Iemand nog een idee of dit kan worden op gelost?  :Very Happy: 

Of is het ook mogelijk om dit later te installeren.

mvg,

----------

## nixnut

Heb je andere FB drivers in je kernel aangezet? Als je de nvidia driver van nvidia zelf wilt gebruiken moet je alle andere Framebuffer drivers uit zetten.

----------

## hannesz112

Ja ik heb alle FB in de kernel uit geschakeld, inclusief die van Nvidia.

Maar is het dus ook mogelijk dat ik later het Nvidia gebeuren ga installeren. ?

----------

## nixnut

Ja, je kan het nvidia gebeuren later installeren.

----------

## hannesz112

Ik heb nu gnome draaiende gekregen en laat nvidia even links ( of rechts ) liggen.

helaas is gnome niet met de nederlandse taal geinstalleerd. Ik ben bang dat ik gnome op nieuw moet installeren met een nederlands uitgave.. :Shocked: 

Of is hier nog een andere manier voor.

mvg,

----------

## -Rick-

Heb je een wat oudere kaart?

Ik had dit probleem met een nvidia tnt2. De nieuwste drivers ondersteunen 'legacy' kaarten niet meer en dus moest ik een oude driver gebruiken.

----------

## Rainmaker

 *hannesz112 wrote:*   

> Ik heb nu gnome draaiende gekregen en laat nvidia even links ( of rechts ) liggen.
> 
> helaas is gnome niet met de nederlandse taal geinstalleerd. Ik ben bang dat ik gnome op nieuw moet installeren met een nederlands uitgave..
> 
> Of is hier nog een andere manier voor.
> ...

 

voeg "nls" toe aan de useflags in make.conf.

Maak een bestand aan:

/etc/env.d/02locale

met als inhoud:

LC_ALL=nl_NL@euro

LANG=nl_NL@euro

LANGUAGE=nl_NL@euro

LINGUAS="nl"

env-update en rebooten

dan 

emerge -Dv --newuse world

Dan zou bijna je hele systeem in het nederlands moeten zijn, in ieder geval gnome.

----------

## hannesz112

Hey geweldig. Dit werkte in 1x:D 

Heb nog 1 klein vraagje. Zodra ik op start kom ik constant weer in de console in plaats van het inlogscherm van Gnome.
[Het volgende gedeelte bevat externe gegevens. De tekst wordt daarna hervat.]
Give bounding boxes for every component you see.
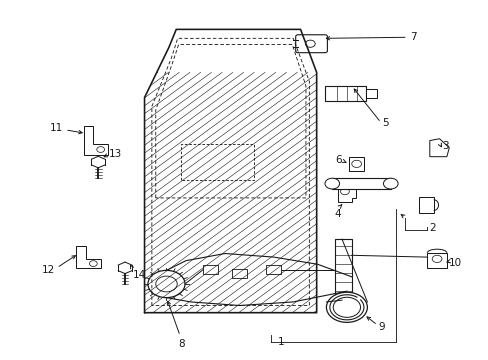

Ik heb die handleiding meerdere malen overnieuw gedaan, en gekeken of er ook een eventuele foutmelding verscheen maar dit is niet het geval.

Ik heb dus xdm teogevoegt aan de default runlevel, maar als ik dat doe kom ik in een andere en zeer kale GUI, waar alleen een console aan wezig is.

Zodra ik dus die xdm weer uit de default runlevel haal dan kan ik gewoon startx in typen en kom ik in de gnome om gegeving terecht.

Ik denk dat er iets anders moet staan ipv " xdm".

mvg,

----------

## Q-collective

 *Rainmaker wrote:*   

> 
> 
> voeg "nls" toe aan de useflags in make.conf.
> 
> Maak een bestand aan:
> ...

 

Werkt voor geen meter bij mij  :Confused: 

----------

## Q-collective

 *hannesz112 wrote:*   

> 
> 
> Heb nog 1 klein vraagje. Zodra ik op start kom ik constant weer in de console in plaats van het inlogscherm van Gnome.
> 
> Ik heb die handleiding meerdere malen overnieuw gedaan, en gekeken of er ook een eventuele foutmelding verscheen maar dit is niet het geval.
> ...

 

Lees de manual eens?

----------

## Rainmaker

 *Q-collective wrote:*   

> Werkt voor geen meter bij mij 

 

Hoezo niet? Wat gaat er mis? Praat ie nog steeds geen nederlands?

Niet alle paketten hebben een specifieke "nls" flag, sommige pakken tijdens de compile de waarde van LINGUAS / LANG.

Als je echt alles in het nederlands wil, zal je emerge -eD world moeten draaien...

Gnome paketten hebben echter bijna allemaal de nls flag, en spreken bij mijn weten ook altijd fatsoenlijk nederlands... Heb je toevallig gnome .11 van bmg?

----------

## ruben

@hannesz112:

Wat ik niet goed snap is dat je die nvidia niet draaiend krijgt, maar je hebt wel een werkende X? (aangezien je zegt dat gnome draait) Je gebruikt momenteel gewoon de "nv" of de "vesa" driver ipv "nvidia" dan of zo?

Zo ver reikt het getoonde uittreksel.